Senado deve segurar nova flexibilização do Código Florestal por meio de uma MP modificada, que causaria erosão do prestígio do agronegócio
Salvo alguma improvável reviravolta, o presidente do Senado, Davi Alcolumbre (DEM-AP), deve travar a marcha da medida provisória 867e seu rebanho de jabutis.
Não foi a primeira vez, e talvez não seja a última, em que setores retrógrados do agronegócio buscaram vitória que pode se revelar, no futuro, um estrondoso tiro no pé.
Foram 243 votos a favor na Câmara e 19 contrários. Ruralistas queriam passar com o trator, de novo, sobre o Código Florestal.
Cabe rememorar que as mudanças de 2012 nessa legislação, originalmente de 1934, já configurara uma conquista de proprietários de terras irregularmente desmatadas.
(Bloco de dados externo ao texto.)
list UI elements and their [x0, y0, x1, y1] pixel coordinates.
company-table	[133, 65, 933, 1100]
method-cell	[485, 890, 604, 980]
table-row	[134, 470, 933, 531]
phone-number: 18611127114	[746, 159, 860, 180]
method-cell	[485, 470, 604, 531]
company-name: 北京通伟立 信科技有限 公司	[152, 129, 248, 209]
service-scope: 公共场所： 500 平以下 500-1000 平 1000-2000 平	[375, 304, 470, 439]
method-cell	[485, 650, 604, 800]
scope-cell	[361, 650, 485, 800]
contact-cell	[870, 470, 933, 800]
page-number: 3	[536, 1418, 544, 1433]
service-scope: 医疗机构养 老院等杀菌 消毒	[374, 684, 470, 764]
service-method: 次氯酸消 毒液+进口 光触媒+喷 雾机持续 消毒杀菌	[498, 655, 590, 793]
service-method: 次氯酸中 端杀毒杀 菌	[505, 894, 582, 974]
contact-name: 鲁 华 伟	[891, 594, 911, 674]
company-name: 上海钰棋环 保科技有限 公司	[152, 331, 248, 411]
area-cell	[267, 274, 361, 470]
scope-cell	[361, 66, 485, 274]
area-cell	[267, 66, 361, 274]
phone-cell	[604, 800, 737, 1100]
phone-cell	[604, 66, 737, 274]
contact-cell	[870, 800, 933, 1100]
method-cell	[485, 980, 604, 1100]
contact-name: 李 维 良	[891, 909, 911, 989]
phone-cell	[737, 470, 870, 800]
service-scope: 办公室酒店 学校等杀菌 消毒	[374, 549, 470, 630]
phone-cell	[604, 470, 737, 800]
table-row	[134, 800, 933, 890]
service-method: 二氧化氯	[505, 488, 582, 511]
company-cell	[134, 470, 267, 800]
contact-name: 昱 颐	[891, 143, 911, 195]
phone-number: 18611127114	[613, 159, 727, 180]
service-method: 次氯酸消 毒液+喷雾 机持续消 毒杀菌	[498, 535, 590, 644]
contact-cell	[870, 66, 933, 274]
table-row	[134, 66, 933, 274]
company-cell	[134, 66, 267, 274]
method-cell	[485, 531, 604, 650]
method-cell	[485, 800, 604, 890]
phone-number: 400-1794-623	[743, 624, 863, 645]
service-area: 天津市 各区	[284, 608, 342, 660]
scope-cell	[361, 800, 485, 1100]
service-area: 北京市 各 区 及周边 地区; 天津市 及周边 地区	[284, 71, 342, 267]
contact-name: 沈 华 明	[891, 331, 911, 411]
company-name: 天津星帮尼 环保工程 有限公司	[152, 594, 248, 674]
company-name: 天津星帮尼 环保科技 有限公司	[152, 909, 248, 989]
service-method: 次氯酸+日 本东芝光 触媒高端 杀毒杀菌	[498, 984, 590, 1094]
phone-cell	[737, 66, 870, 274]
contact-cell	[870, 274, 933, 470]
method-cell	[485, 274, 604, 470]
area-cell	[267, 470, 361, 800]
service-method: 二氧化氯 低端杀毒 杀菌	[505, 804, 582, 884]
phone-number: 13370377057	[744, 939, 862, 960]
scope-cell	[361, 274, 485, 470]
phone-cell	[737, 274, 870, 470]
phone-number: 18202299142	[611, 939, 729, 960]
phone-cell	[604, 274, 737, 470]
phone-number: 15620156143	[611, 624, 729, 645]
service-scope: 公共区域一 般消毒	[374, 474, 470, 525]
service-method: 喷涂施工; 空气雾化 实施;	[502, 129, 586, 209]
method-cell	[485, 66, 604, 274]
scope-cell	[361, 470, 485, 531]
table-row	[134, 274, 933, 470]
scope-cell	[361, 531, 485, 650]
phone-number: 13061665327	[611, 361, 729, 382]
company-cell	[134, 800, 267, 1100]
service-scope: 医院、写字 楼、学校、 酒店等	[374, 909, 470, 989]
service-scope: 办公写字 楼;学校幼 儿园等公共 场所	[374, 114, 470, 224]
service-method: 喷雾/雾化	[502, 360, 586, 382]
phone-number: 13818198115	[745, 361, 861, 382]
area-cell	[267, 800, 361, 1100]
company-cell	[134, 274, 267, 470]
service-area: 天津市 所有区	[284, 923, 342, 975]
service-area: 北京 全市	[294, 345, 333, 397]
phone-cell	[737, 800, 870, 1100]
Afinal, obtiveram com ela anistias e prazos generosos para se adequar às normas ambientais.
Vieram sucessivas prorrogações de datas para inscrição no cadastro ambiental rural, que implica reconhecimento de deficit de cobertura florestal, e para adesão ao programa de regularização (PRA), o compromisso de recompor matas.
A MP 867, editada no governo Michel Temer (MDB), adiava mais uma vez o PRA. Até certo ponto isso era inevitável, porque alguns estados se atrasaram em implantar sistemas para a regularização.
O novo Congresso, porém, lançou-se a encher o texto de penduricalhos —os jabutis, que não sobem sozinhos em árvores— para descaracterizar ainda mais o código.
Projeções estimam que as facilidades excluiriam da obrigação de recuperar áreas de preservação obrigatória um total de até 50 mil km², mais de 40% do compromisso brasileiro de recomposição florestal assumido no quadro do Acordo de Paris (120 mil km²).
Os grandes beneficiários são 4% de proprietários rurais que não se enquadraram nas regras. No longo prazo, contudo, todo o setor pode ser prejudicado, porque o desmatamento continuado tende a elevar a temperatura nas regiões de cultivo, como o cerrado, e a restringir a pluviosidade.
Não bastasse o dano físico potencial à lavoura e a perda de reputação do produto agrícola brasileiro no mercado mundial por iniciativa da bancada ruralista, outra frente de riscos se apresenta no Ministério do Meio Ambiente.
A investida do ministro Ricardo Salles contra a gestão do Fundo Amazônia põe em risco essa parceria com Noruega e Alemanha, que rendeu ao país mais de R$ 3 bilhões em recursos para reforçar o combate ao desmatamento.
Com o intento anunciado de deixar a MP perder a validade nesta segunda-feira (3), o Senado impede, por ora ao menos, que o trator ruralista prossiga em sua marcha a ré.